In these communities, then, there is some sort of authority, derived from the group think of relevant people. So it is in wargaming, of course. Even for us solo wargamers out here on left field of the community the authority of the rest of the wargaming world has an impact. Only by recognising and understanding the thinking of the community, and the reasons why the community thinks in that way can my ideas have any sort of impact. The main vehicle of this impact is, of course, the wargame rule set. Rules are accepted or not by the wider community. They can become, in some sense, currency for discussing wargaming, as DB* did, for a while.

This is no bad thing, of course. We need a language to discuss the hobby, and successful languages will tend to come to the fore. Paradigms tend to change, of course, and what was acceptable wargaming language in the (say) 1970’s may well not be (except in some quarters) today. The evolution of wargaming can, probably, be traced through the popular sets of wargame rules. But no-one makes anyone use this or that particular set. There may be popular rule sets, but there is no authority, no verifiable claim to authenticity that a particular set can make.

And so we return to Bill S and interpretations. A Japanese interpretation of Shakespeare is quite likely to look very different from a performance staged in Stratford-Upon-Avon. One cannot claim more authenticity than the other. Similarly, a battle of Waterloo wargame performed with one set of rules cannot claim greater authenticity then the same battle under different rules (assuming that the rules pertain, of course). In that sense there is no authority of interpreter or interpretation. After all, someone pointed out here once that the accounts of Waterloo vary over what time the battle started, to say nothing of the events.

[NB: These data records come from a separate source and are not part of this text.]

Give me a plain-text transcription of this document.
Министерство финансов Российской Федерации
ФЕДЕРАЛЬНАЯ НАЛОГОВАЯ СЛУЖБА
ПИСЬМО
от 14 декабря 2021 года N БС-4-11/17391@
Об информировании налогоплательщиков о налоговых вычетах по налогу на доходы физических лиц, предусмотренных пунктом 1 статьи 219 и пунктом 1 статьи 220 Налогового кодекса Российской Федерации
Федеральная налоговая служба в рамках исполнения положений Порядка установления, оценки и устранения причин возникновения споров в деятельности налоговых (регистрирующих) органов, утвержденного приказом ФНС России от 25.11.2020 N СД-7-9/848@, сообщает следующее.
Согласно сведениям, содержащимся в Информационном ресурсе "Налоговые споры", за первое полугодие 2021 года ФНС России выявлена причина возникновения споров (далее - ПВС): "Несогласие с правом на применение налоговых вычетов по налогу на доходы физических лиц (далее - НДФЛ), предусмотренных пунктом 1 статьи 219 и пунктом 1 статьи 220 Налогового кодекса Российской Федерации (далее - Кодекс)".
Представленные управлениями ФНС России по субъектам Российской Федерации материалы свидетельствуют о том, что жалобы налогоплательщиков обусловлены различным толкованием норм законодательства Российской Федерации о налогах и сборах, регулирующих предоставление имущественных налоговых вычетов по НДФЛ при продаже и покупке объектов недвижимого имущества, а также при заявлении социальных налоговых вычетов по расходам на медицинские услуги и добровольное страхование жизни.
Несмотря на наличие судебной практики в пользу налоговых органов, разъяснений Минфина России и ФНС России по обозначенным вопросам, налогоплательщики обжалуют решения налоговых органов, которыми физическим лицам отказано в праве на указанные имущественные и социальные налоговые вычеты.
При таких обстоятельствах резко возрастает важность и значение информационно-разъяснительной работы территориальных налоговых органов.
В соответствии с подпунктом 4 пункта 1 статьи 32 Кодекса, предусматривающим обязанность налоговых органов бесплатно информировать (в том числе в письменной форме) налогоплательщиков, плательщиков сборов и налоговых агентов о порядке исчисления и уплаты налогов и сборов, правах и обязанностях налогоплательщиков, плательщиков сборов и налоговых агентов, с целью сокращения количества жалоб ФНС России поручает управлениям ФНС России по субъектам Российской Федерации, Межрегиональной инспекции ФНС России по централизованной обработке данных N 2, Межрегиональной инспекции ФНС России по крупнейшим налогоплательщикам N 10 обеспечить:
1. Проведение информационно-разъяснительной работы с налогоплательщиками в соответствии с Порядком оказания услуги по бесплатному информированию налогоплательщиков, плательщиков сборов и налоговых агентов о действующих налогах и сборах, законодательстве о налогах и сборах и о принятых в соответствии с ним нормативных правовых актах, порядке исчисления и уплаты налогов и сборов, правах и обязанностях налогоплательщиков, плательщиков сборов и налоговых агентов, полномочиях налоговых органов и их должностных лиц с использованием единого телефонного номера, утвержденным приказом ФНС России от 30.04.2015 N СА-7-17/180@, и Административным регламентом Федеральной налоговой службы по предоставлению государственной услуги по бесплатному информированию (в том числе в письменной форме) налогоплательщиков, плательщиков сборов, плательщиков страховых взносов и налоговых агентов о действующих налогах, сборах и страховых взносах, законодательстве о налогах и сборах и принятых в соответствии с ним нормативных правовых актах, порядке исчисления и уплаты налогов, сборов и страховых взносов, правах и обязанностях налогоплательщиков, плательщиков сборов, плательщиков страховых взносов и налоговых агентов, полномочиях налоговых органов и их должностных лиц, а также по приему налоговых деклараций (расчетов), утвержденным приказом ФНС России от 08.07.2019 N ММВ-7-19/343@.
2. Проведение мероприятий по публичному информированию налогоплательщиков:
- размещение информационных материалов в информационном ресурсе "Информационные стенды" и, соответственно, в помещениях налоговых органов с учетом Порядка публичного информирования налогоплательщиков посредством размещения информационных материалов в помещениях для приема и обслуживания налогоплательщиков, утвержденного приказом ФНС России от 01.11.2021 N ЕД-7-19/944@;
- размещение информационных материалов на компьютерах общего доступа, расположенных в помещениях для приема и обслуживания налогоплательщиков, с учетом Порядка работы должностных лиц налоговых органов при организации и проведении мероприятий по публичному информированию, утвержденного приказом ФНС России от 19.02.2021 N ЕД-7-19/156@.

The authority, such as it is, in the world tends to arise, ultimately, from the nation state and the control of violence. Where who controls violence is disputed, civil wars (which are among the most uncivil sort of conflict, of course) tend to occur. But in areas where the state is not interested, or which it has relinquished control over (such as wargaming and theatre), there is no authority beyond the interpretative community (or communities) involved. Exactly where that leaves us, as wargamers, interpreting our texts, is a subject for another time.